Meeting regularly via phone, and relying heavily on fax and email, the age of technology has allowed OFARM to be run as more or less a ‘virtual organization’. The founders see the association as serving several needs:
- To strengthen the marketing programs of member organizations, eliminating duplication of efforts
- To inventory production and manage organic marketing in a responsible manner
- To exchange pricing and marketing information among member organizations
- To develop and support communications among members
- To research, support and enhance market development, and to provide improved market information including trend assessments
OFARM does not actually market or take possession of its member’s products, but instead provides a communication network that allows member marketing organizations to intelligently price and market their goods.
For purchasers, OFARM brings to the market consistency in price and supply, a reliable relationship and a guaranteed supply. OFARM can play the role of sourcing product to fill a contract if any given member base has weather related or other production problems and can’t deliver.
To this point, OFARM is only working with a few crops: organic corn, soybeans and wheat, food and non-food grade. Member group representatives have met to set price goals for each of these crops, and have bi-weekly conference calls to share information and assess market and supply.

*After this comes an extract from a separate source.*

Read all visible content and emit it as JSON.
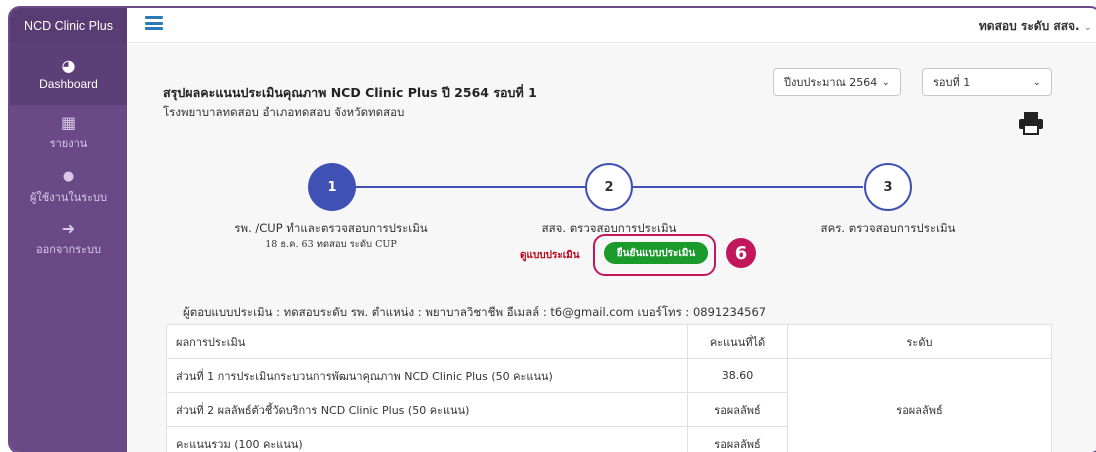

OFARM members would like to see the association grow, to include a larger percentage of organic commodity producers, other types of organic commodities and an expanded geographic area. Getting as much producer membership within a given commodity as possible is a goal, as strong coverage translates into unified information sharing and the potential for strong pricing strategy. If a market is too open, a MAC can run into problems in being under-priced and out-competed, as individual producers try to undercut the MAC’s unified goals. OFARM sees a responsibility in playing the role of a price-leveler, helping to create prices that are both fair for the producer and fair for the purchaser.

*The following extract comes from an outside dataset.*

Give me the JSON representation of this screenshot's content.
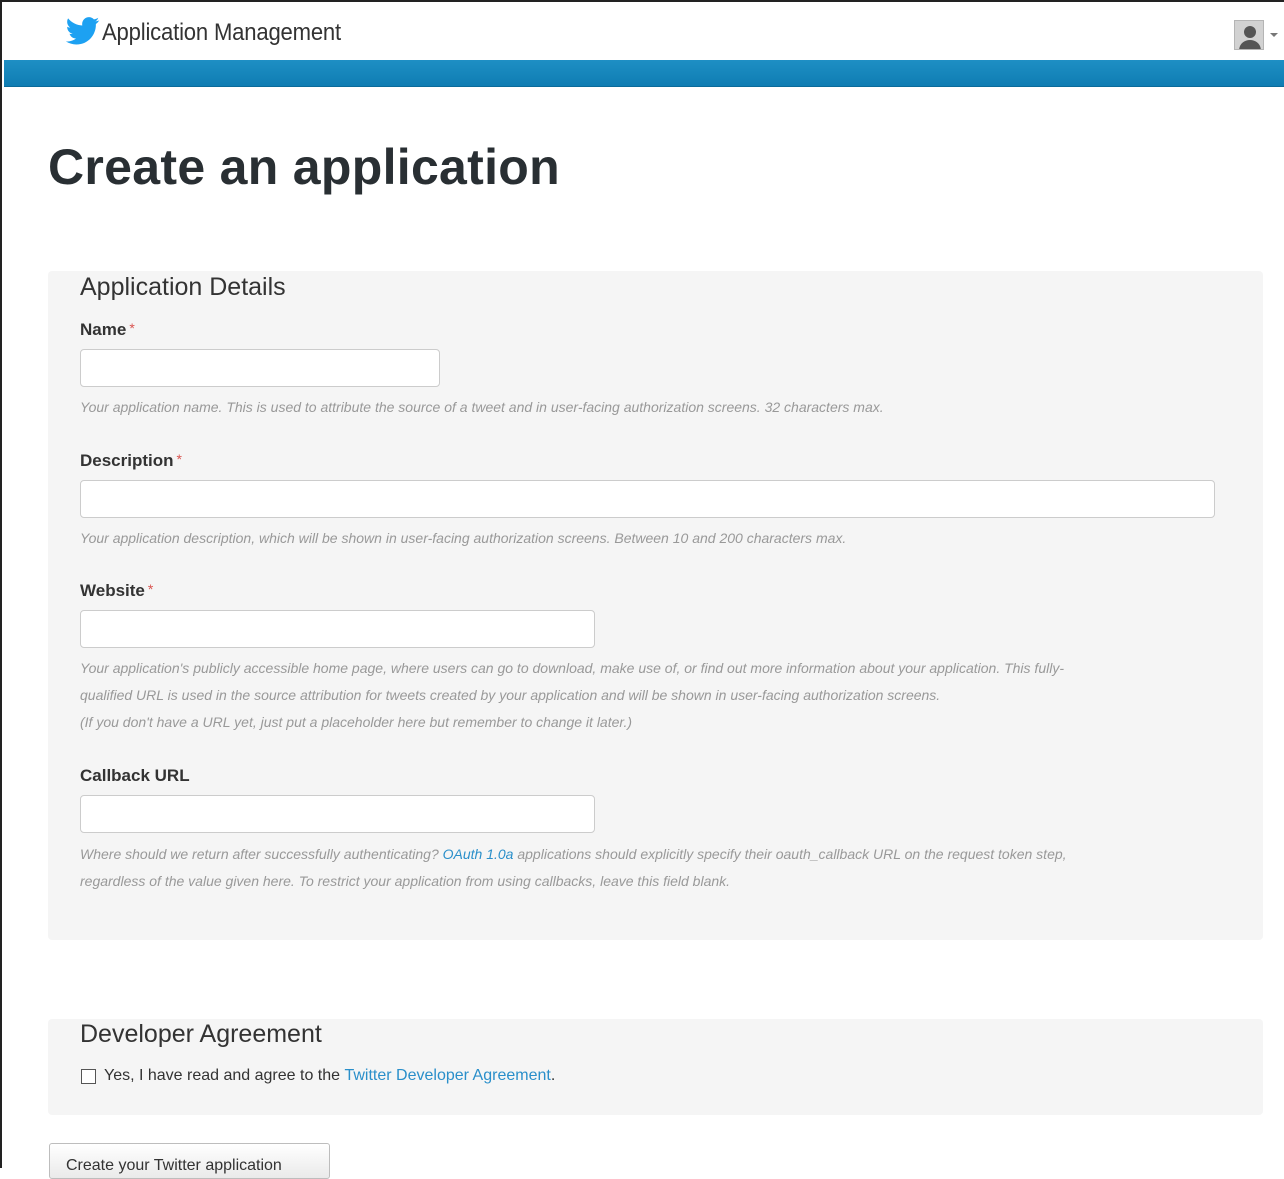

OFARM board members see a very exciting future for the association. The board sees potential in looking at branded labels, possibly starting a political arm of the group, and the option of setting standards for member products. Being farmer run, overall direction of the group is dictated by the membership.
At the present time OFARM is active with member marketing co-ops and associations in Michigan, Illinois, Minnesota, Ontario and Kansas. The National Farmers Organization is a member, and brings producer members from across the country into OFARM. Any marketing group with 10 or more members pays a $500 membership fee, plus $10 per individual in the organization to become a member of OFARM. Membership gains the right to join the communication loop and send delegates (one for every 10 members) to the annual meeting, where the governing board is elected. The organization is run by ‘Commodity Coordinating Committees’ which serve as the communication mechanism for producers in setting policies and pricing goals.
The model of farmers joining together to share information about prices and supply can be translated to other producer groups that see a broad market with some control over the supply. Most useful in a commodity situation, this model will not work for all types of production.
The thing I like best about MAC’s is that their success relies entirely on the loyalty and commitment of their producer members- members of production groups need to consider the ‘general welfare’ of producers rather than their own ‘individual welfare’. At times it is tempting to look out for just yourself, but don’t forget, "united we stand, divided we beg".